Abstract
Robust perception of the environment around a vehicle through onboard sensors is a
major hurdle in the quest to realise autonomous driving. To ensure safety, accurate
and robust systems are required that can operate within any environment. One of
the most fundamental components of a moving agent is ego-motion estimation and
Visual Odometry (VO) is a popular choice to achieve it. This is because cameras are a
cost-effective solution and are often already installed on modern vehicles. Traditional
approaches to VO have been studied for decades and typically work by detecting and
matching hand-crafted features. The main disadvantage of this is they are susceptible
to failure in poor lighting and low-textured environments, where feature detection and
matching tend to fail. In recent years, learning-based VO approaches have become
popular and achieved competitive performance due to their ability to extract high-level
representations without relying on hand-crafted features. Despite encouraging
results, there are several shortcomings that need to be addressed to deploy such motion
estimation systems into real-life mobile agents. This thesis proposes novel architectures
for learning-based VO and fusion techniques to address these drawbacks.
Uncertainty of the estimated motion provides a measure of its credibility and is often
crucial for systems that depend upon motion output, such as path planning, vehicle state
estimation, sensor fusion etc. Unfortunately, estimating uncertainty for VO is especially
challenging as modelling the environmental factors, such as lighting, occlusions and
weather, is often not feasible. In the first contribution of this thesis, we propose a robust
VO model to estimate 6-DoF poses and uncertainties from video. A learning-based
algorithm, MDN-VO, is built which utilises a CNN-RNN hybrid model to learn feature
representations from image sequences. A Mixture Density Network (MDN) is then
employed to regress the camera motion as a mixture of Gaussians. We then employ
a multi-camera approach to provide robustness to individual estimation failures and
propose two multi-camera fusion techniques.
Any fusion approach must have the ability to balance incoming signals based on
their uncertainties. In the second contribution of this thesis, we introduce a naive
fusion approach, MC-FUSION, which learns to fuse multi-view motion estimations
considering their uncertainties.
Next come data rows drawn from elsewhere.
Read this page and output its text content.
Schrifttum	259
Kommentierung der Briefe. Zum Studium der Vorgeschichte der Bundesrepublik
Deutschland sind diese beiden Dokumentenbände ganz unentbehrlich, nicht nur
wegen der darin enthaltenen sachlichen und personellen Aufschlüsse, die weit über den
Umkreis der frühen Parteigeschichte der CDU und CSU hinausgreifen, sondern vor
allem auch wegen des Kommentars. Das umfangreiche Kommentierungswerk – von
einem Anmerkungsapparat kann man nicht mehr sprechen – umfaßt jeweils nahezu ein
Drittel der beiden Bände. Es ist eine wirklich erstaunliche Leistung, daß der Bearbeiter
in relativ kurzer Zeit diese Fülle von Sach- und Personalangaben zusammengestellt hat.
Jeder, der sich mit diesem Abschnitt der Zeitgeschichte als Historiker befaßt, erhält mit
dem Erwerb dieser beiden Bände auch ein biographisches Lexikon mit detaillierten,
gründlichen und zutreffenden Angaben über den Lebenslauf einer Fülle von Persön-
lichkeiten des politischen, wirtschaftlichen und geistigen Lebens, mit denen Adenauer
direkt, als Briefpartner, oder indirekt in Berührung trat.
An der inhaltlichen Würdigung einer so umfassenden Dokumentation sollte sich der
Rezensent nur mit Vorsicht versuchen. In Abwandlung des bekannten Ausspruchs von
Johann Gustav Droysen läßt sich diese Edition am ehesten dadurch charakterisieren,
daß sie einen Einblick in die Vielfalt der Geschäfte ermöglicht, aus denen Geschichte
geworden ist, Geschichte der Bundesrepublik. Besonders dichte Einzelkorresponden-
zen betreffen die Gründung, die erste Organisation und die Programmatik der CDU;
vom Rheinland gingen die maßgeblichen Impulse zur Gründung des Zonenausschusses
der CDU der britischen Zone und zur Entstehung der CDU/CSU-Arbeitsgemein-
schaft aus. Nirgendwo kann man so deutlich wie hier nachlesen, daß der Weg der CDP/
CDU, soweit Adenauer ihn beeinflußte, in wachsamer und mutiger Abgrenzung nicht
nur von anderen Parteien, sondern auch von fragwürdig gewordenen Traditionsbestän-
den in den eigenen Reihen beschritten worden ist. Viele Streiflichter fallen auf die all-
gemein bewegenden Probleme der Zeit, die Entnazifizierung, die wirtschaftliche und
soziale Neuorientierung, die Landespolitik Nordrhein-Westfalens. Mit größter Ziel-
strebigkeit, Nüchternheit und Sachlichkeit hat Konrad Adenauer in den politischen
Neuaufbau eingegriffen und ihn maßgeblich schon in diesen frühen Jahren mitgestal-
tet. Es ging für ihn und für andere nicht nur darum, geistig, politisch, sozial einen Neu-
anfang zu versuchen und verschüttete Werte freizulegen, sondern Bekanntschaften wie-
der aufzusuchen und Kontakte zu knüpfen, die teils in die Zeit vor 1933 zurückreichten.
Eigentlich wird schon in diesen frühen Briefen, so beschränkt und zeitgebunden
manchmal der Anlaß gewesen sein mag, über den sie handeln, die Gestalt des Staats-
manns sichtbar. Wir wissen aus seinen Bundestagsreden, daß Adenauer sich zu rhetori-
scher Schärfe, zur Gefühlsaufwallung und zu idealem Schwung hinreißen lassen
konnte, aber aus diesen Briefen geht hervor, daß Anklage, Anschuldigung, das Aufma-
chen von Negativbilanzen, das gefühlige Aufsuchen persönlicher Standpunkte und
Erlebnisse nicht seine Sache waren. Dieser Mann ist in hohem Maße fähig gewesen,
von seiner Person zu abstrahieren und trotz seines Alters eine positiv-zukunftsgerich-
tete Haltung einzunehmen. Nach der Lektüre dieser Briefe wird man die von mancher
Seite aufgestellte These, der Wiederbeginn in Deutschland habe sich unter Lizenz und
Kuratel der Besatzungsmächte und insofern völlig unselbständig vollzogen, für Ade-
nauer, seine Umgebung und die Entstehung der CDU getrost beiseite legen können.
MC-FUSION outperforms single-camera estimations
and the state of the art, validating the benefits of a multi-view VO approach. The
approach expects estimations to be synchronised which is problematic for real-world
applications. This is because acquiring images from multiple cameras at the same time
requires gen-locked or synchronised hardware. Also, sufficient bandwidth is required
to capture and process those images simultaneously which in turn has cost implications.
Therefore, it is advantageous that a fusion system has the ability to fuse asynchronous
signals.
In the third contribution of this thesis, we introduce AFT-VO, a novel transformer-based
deep fusion framework. Our framework combines predictions from asynchronous
multiview cameras and accounts for the time discrepancies of measurements coming from
different sources. It can fuse signals from any number of sources and, more importantly,
it does not require those sources to be synchronised or to be at the same frequency. We
evaluate our model under severe driving scenarios, such as rain and night-time scenes,
with promising results. However, the nature of VO is that small errors in the estimation
of each frame accumulate over time which results in drift between estimated and real
trajectories.
In the last contribution of this thesis, we employ a pose graph optimisation technique to
reduce the VO drift. Unlike other approaches, we utilise multi-view cameras to detect
loops which gather information from different views and provide a more robust loop
detection pipeline. In this chapter, we also collect a large-scale multi-view dataset for the
evaluation of VO and SLAM systems. Finally, we conclude with thorough experiments
demonstrating the drift in VO can be reduced via the optimisation pipeline.